Quando resolvemos mudar, recebemos uma família interessada em alugar a nossa casa em Santa Fé, vinda, justamente, da Costa Oeste. Perguntei a razão da mudança. “Meu marido acredita na profecia maia – acha que só o Novo México vai sobreviver à destruição”. Respondi com um sorriso: “Pois eu acredito em mudança climática. Quero me mandar para um lugar onde chove”.
Não deixo de apreciar a ironia da minha situação.
Fábio Barbosa, que era presidente do Banco Santander quando eu trabalhava por lá, na incorporação da análise de riscos socioambientais às operações de crédito, costuma dizer que “não dá para ir bem em um país que vai mal”. País, mundo – no caso, tanto faz. Não há como encontrar refúgio em um planeta que derrete.
E daí, como prosseguir quando se chega a esse entendimento?
Ambientalistas e cientistas têm manifestado sua depressão diante dos prognósticos cada vez mais sombrios. Não há consolo em dizer “eu avisei”.
Mas eu me agarro às memória de Paulo Nogueira-Neto, patrono da conservação da nossa natureza. Às vésperas da conferência Rio+10, a celebração de uma década desde a Cúpula da Terra, perguntei como ele não se desanimava diante da avalanche de reveses. “Se formos para Johannesburgo com uma expectativa excessivamente otimista, seremos ingênuos”, ele ponderou. “Mas se não tivermos um mínimo de otimismo, não sairá nada de lá”.

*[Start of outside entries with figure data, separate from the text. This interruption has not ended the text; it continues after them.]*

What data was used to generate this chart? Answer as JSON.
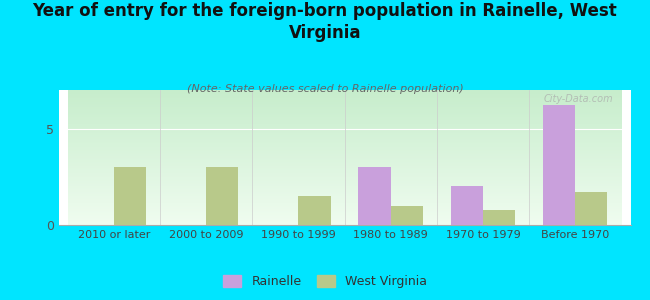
{
  "title": "Year of entry for the foreign-born population in Rainelle, West\nVirginia",
  "subtitle": "(Note: State values scaled to Rainelle population)",
  "categories": [
    "2010 or later",
    "2000 to 2009",
    "1990 to 1999",
    "1980 to 1989",
    "1970 to 1979",
    "Before 1970"
  ],
  "rainelle_values": [
    0,
    0,
    0,
    3.0,
    2.0,
    6.2
  ],
  "wv_values": [
    3.0,
    3.0,
    1.5,
    1.0,
    0.8,
    1.7
  ],
  "rainelle_color": "#c9a0dc",
  "wv_color": "#b8c98a",
  "outer_bg": "#00e5ff",
  "ylim": [
    0,
    7
  ],
  "yticks": [
    0,
    5
  ],
  "bar_width": 0.35,
  "legend_rainelle": "Rainelle",
  "legend_wv": "West Virginia",
  "title_fontsize": 12,
  "subtitle_fontsize": 8
}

Nossa única saída é cair para cima. Olhar para as próprias circunstâncias e buscar possibilidades de ativismo, investimento social, educação. No meu caso, entendi que não tenho estrutura para lidar com tragédias, elas me paralisam. E eu quero ser como o doutor Paulo. Quero saber do que pode dar certo. Para isso é preciso ter foco. Todos precisamos de algum objetivo, uma cenoura que nos obrigue a avançar, mesmo que sem visibilidade. Mesmo que a fumaça dificulte a respiração.
No meu caso, defini botar a minha energia no apoio a iniciativas de recuperação de áreas degradadas da Mata Atlântica, meu hábitat original. Vamos ter de plantar muito, e com critério, para reduzir impactos. Daí nasceu o Projeto Nova Mata, que já mapeou mais de 800 iniciativas, entre ONGs, empresas, poder público e toda sorte de comunidade, de remanescentes de quilombos a pequenos viveiros engajados nesse movimento.
Também quero organizar toda a informação disponível, os guias e manuais, as fontes de recursos físicos e financeiros, as pessoas engajadas na base, na tentativa de reforçar as redes que já existem.
Isso faz diferença? Vai mudar alguma coisa? Não faço ideia. Mas não há alternativa além da resistência.